We can also use the z-scores to compare each pokemon’s Attack
and HP
in a more fine-grained way:
# Let's see which pokemon have the largest difference (in standard deviation units) between their `Attack` and `HP`
pk['attack_diff_normalized'] = pk['attack_z'] - pk['hp_z']
pk.nlargest(10, 'attack_diff_normalized')

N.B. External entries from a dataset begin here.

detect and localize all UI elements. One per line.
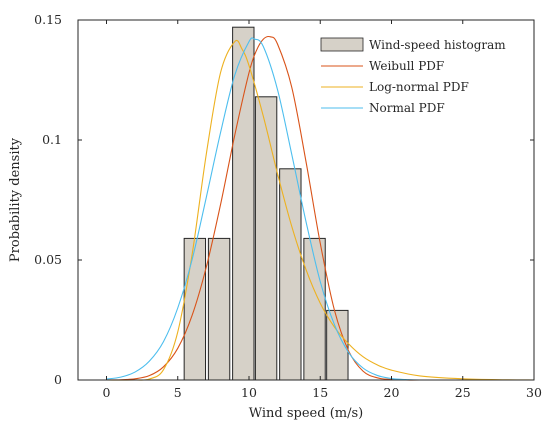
weibull-pdf-curve <box>106 35 534 381</box>
y-axis-label: Probability density <box>8 137 23 262</box>
axis-ticks: 0 5 10 15 20 25 30 0 0.05 0.1 0.15 <box>34 12 542 400</box>
legend-label-lognormal: Log-normal PDF <box>369 80 469 94</box>
x-tick-label: 20 <box>384 385 400 400</box>
x-tick-label: 15 <box>312 385 328 400</box>
histogram-bar <box>254 96 278 381</box>
histogram-bars <box>183 26 349 381</box>
histogram-bar <box>183 237 207 381</box>
y-tick-label: 0.05 <box>34 252 62 267</box>
x-axis-label: Wind speed (m/s) <box>249 406 363 421</box>
x-tick-label: 10 <box>241 385 257 400</box>
y-tick-label: 0 <box>54 372 62 387</box>
histogram-bar <box>207 237 231 381</box>
pdf-curves <box>106 35 535 381</box>
log-normal-pdf-curve <box>106 39 535 381</box>
normal-pdf-curve <box>106 37 534 381</box>
legend-label-weibull: Weibull PDF <box>369 59 444 73</box>
legend-label-normal: Normal PDF <box>369 101 445 115</box>
histogram-bar <box>232 26 255 381</box>
plot-frame <box>77 19 535 381</box>
x-tick-label: 25 <box>455 385 471 400</box>
y-tick-label: 0.1 <box>42 132 62 147</box>
legend-swatch-histogram <box>320 37 364 52</box>
legend-label-histogram: Wind-speed histogram <box>369 38 506 52</box>
x-tick-label: 0 <box>103 385 111 400</box>
x-tick-label: 30 <box>526 385 542 400</box>
histogram-bar <box>279 168 302 381</box>
x-tick-label: 5 <box>174 385 182 400</box>
legend: Wind-speed histogram Weibull PDF Log-nor… <box>312 33 506 125</box>
y-tick-label: 0.15 <box>34 12 62 27</box>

# | Name | Type 1 | Type 2 | Total | HP | Attack | Defense | Sp. Atk | Sp. Def | Speed | Generation | Legendary | attacker | attack_z | hp_z | z_attacker | attack_diff_normalized | |
---|---|---|---|---|---|---|---|---|---|---|---|---|---|---|---|---|---|---|
429 | 386 | DeoxysAttack Forme | Psychic | NaN | 600 | 50 | 180 | 20 | 180 | 20 | 150 | 3 | True | True | 3.111736 | -0.754220 | True | 3.865956 |
796 | 719 | DiancieMega Diancie | Rock | Fairy | 700 | 50 | 160 | 110 | 160 | 110 | 110 | 6 | True | True | 2.495543 | -0.754220 | True | 3.249763 |
316 | 292 | Shedinja | Bug | Ghost | 236 | 1 | 90 | 45 | 30 | 30 | 40 | 3 | False | True | 0.338868 | -2.673179 | True | 3.012047 |
428 | 386 | DeoxysNormal Forme | Psychic | NaN | 600 | 50 | 150 | 50 | 150 | 50 | 150 | 3 | True | True | 2.187446 | -0.754220 | True | 2.941666 |
387 | 354 | BanetteMega Banette | Ghost | NaN | 555 | 64 | 165 | 75 | 93 | 83 | 75 | 3 | False | True | 2.649591 | -0.205945 | True | 2.855537 |
232 | 214 | HeracrossMega Heracross | Bug | Fighting | 600 | 80 | 185 | 115 | 40 | 105 | 75 | 2 | False | True | 3.265784 | 0.420654 | True | 2.845131 |
527 | 475 | GalladeMega Gallade | Psychic | Fighting | 618 | 68 | 165 | 95 | 65 | 115 | 110 | 4 | False | True | 2.649591 | -0.049296 | True | 2.698887 |
750 | 681 | AegislashBlade Forme | Steel | Ghost | 520 | 60 | 150 | 50 | 150 | 50 | 60 | 6 | False | True | 2.187446 | -0.362595 | True | 2.550042 |
137 | 127 | PinsirMega Pinsir | Bug | Flying | 600 | 65 | 155 | 120 | 65 | 90 | 105 | 1 | False | True | 2.341495 | -0.166783 | True | 2.508278 |
19 | 15 | BeedrillMega Beedrill | Bug | Poison | 495 | 65 | 150 | 40 | 15 | 80 | 145 | 1 | False | True | 2.187446 | -0.166783 | True | 2.354230 |
We can plot this distribution and use it to evaluate the relative strength of a given pokemon’s Attack
g = sns.kdeplot(data = pk,
x = 'attack_diff_normalized'
)
g.axvline(pk[pk['Name'] == 'Shedinja']['attack_diff_normalized'].iloc[0],
color = 'r',
ls = '--'
)
g.text(3.25, 0.3, "Shedinja")
g.set_xlim(-5, 5)
g.set_title("Distribution of differences in Attack and HP z-scores")
g.set_xlabel("Normalized Attack - HP")
Text(0.5, 0, 'Normalized Attack - HP')
Z-scores: Summary¶
Sometimes for analysis purposes, you’ll want to compare variables that are measured on different scales or show differences in the underlying distribution (ex. how to compare SAT and ACT scores?)
To make these comparisons, it’s often easier to convert the data to a similar scale for comparison.
A z-score converts each data point to a number of standard deviations above or below the mean, which means you can more easily compare two scores that are otherwise very different or use these scores as the basis for regression or other analyses.